Anche Di Battista, insieme a Dell'Orco e Ferraresi, ha incontrato i lavoratori che protestano in modo permanente davanti all'azienda di Castelnuovo. "Enti locali hanno fatto il doppio gioco"

"Saremo con i lavoratori finchè non sarà riassorbito fino all'ultimo addetto licenziato, ma soprattutto crediamo che il sistema Castelfrigo possa e debba essere fermato", in primis "verificando se ci sono gli estremi per il reato di intermediazione illecita e sfruttamento del lavoro", e poi anche "attraverso un controllo giudiziario dell'azienda". A dirlo è il Movimento 5 stelle di Modena, i cui rappresentanti hanno tenuto un incontro alla Camera di Commercio per poi spostarsi alle 18.30, davanti all'azienda per sostenere i lavoratori in sciopero, assieme ai deputati pentastellati Michele Dell'Orco, Alessandro Di Battista e Vittorio Ferraresi. 

Anche il M5s interviene nella vertenza dell'impresa modenese del comparto carni, dove 127 addetti (52 dei quali riassorbiti con un contratto di sei mesi grazie a un accordo tra azienda e Cisl) hanno perso il lavoro in seguito ai licenziamenti da parte di due false cooperative in appalto.
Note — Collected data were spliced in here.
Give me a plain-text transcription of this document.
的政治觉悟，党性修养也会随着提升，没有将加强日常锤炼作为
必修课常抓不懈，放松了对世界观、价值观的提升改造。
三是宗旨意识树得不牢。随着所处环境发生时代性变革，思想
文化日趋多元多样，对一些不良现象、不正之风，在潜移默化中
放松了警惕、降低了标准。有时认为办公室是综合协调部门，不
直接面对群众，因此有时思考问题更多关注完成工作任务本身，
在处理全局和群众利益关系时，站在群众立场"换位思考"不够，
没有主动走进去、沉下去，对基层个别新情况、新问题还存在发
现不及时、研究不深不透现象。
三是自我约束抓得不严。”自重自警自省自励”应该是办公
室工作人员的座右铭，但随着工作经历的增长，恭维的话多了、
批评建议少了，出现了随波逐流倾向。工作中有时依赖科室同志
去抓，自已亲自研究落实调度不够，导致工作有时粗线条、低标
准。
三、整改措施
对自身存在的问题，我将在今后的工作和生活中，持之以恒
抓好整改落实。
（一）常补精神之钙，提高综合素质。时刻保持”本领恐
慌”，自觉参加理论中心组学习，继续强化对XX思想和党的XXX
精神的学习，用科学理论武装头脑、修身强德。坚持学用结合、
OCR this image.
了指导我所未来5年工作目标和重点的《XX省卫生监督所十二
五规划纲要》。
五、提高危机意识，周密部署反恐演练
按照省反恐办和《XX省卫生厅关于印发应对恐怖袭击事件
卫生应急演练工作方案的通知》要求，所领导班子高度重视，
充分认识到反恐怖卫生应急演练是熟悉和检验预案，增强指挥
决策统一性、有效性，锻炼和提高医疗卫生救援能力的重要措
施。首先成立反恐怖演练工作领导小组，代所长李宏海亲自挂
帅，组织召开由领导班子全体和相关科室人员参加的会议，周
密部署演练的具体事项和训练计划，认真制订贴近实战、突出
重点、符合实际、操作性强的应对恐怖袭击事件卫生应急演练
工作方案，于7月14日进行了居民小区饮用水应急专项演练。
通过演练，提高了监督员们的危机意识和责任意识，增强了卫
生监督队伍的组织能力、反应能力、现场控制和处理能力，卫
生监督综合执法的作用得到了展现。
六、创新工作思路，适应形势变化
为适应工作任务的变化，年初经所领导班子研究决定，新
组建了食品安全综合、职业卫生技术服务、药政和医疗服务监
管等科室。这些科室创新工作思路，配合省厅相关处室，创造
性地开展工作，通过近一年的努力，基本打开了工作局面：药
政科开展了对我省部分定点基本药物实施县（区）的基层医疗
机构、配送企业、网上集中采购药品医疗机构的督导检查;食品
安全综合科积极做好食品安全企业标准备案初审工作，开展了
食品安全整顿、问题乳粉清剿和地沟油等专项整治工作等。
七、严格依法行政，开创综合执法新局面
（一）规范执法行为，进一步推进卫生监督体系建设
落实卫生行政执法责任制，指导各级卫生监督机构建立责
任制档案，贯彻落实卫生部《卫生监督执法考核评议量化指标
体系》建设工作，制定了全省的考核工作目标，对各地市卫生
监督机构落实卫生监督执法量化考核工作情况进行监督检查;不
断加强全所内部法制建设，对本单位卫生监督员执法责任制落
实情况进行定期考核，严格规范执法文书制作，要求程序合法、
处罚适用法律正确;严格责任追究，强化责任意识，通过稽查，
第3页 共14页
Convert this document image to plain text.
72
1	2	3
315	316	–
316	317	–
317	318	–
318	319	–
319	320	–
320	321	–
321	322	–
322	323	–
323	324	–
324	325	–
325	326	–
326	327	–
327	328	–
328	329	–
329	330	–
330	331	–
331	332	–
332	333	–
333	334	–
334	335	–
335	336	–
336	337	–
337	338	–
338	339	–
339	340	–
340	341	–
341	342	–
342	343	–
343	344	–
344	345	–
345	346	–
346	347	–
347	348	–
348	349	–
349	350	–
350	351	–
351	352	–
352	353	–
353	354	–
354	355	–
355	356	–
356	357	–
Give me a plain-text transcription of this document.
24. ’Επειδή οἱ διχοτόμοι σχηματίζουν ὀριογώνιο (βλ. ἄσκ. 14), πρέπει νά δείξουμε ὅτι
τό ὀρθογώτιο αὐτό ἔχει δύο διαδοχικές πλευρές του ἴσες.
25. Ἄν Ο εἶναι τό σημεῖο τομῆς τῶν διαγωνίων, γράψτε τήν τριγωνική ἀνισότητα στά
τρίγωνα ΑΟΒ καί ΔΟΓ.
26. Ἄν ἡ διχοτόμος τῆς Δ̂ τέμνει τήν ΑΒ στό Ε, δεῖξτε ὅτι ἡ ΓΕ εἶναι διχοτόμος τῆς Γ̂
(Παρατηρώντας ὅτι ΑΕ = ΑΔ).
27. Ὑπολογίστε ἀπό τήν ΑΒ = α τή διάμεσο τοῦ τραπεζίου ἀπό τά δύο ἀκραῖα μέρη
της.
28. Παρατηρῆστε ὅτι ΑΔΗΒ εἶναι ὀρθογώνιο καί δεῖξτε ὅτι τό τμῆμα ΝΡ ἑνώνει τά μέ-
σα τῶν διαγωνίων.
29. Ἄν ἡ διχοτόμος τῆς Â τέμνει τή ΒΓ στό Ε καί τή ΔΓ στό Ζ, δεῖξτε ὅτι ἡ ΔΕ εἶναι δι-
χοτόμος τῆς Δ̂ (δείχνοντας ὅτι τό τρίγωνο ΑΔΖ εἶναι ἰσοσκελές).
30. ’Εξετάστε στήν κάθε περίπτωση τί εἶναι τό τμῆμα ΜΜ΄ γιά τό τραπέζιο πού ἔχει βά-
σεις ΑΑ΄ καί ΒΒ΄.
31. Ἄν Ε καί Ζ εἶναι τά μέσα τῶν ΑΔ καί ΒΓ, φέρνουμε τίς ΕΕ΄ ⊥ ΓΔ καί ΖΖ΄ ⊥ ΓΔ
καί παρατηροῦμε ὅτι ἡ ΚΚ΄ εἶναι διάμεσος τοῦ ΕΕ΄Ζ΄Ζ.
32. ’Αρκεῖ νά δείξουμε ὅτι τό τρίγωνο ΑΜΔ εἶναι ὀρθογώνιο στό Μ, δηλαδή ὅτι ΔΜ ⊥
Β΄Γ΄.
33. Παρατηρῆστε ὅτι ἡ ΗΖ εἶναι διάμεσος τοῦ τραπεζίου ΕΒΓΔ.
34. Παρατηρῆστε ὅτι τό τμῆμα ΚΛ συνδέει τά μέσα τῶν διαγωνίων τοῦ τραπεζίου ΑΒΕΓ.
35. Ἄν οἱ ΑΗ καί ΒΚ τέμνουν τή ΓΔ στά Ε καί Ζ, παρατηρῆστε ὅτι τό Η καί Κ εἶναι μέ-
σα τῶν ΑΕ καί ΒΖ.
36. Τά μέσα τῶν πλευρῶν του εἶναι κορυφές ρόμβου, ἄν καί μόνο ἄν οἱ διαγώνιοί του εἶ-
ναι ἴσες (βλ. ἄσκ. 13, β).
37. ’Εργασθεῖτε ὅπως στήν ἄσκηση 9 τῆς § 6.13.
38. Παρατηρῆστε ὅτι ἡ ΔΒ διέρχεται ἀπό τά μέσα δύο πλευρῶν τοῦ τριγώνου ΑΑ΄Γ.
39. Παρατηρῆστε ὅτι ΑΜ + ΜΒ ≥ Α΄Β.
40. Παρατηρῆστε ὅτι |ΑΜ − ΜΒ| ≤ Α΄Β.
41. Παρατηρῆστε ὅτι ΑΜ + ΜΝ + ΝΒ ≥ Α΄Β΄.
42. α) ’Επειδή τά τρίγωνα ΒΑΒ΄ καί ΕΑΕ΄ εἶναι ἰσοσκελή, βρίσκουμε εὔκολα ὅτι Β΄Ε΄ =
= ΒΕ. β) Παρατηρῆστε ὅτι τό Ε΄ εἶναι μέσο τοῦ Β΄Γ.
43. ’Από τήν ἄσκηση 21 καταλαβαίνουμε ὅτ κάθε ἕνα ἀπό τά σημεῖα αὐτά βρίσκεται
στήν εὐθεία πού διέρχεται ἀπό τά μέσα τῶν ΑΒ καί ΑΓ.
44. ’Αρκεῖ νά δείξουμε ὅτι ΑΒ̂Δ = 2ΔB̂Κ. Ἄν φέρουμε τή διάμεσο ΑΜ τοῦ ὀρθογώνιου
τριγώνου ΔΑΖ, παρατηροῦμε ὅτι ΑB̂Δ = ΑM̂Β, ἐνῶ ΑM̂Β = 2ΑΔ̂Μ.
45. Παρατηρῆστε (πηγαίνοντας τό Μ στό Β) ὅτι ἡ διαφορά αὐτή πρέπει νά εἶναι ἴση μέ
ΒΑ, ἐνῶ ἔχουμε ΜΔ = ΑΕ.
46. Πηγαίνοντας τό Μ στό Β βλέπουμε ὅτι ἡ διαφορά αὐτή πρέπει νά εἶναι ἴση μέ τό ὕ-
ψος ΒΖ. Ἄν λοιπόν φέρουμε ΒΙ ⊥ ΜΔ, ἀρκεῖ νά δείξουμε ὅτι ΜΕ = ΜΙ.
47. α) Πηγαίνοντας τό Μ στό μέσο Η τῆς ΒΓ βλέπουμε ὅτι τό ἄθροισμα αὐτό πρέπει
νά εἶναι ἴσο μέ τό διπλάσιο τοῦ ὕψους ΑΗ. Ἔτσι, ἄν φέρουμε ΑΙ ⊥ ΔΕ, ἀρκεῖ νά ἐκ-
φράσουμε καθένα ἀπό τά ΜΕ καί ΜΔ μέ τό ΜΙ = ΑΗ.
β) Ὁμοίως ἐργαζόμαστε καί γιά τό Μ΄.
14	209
Al centro della vertenza, spiegano i pentastellati, c'è "un meccanismo apparentemente legale, basato su affitto di rami d'azienda e subappalti cooperativi, ma di fatto, stando alle dichiarazioni di lavoratori e sindacati, l'azienda si regge sullo sfruttamento del lavoro". E visto che "è risaputo che le cooperative sono spesso un modo per risparmiare", dal M5s si chiedono "perchè nessuno è intervenuto in questi anni". 

Nel mirino ci sono soprattutto "la Regione e le amministrazioni locali", che "hanno fatto il doppio gioco: a parole erano a fianco dei lavoratori, ma di fatto hanno permesso che si perpetuasse questo sistema", e sono "politicamente responsabili per quanto sta accadendo".  

Ecco perchè, concludono i pentastellati, "è necessario un intervento delle amministrazioni locali e delle Forze dell'ordine per verificare se ci sono gli estremi per il reato di intermediazione illecita e sfruttamento del lavoro, perchè per noi gli elementi ci sono tutti", cosi' come servirebbe "un controllo giudiziario dell'azienda, per evitare che situazioni al limite della legalità possano agevolare altri reati, come accaduto nel 2002 con il caso Suincom, quando ci fu l'omicidio di un lavoratore che svelo' il mercato delle contraffazioni alimentari nell'ambito della lavorazione delle carni".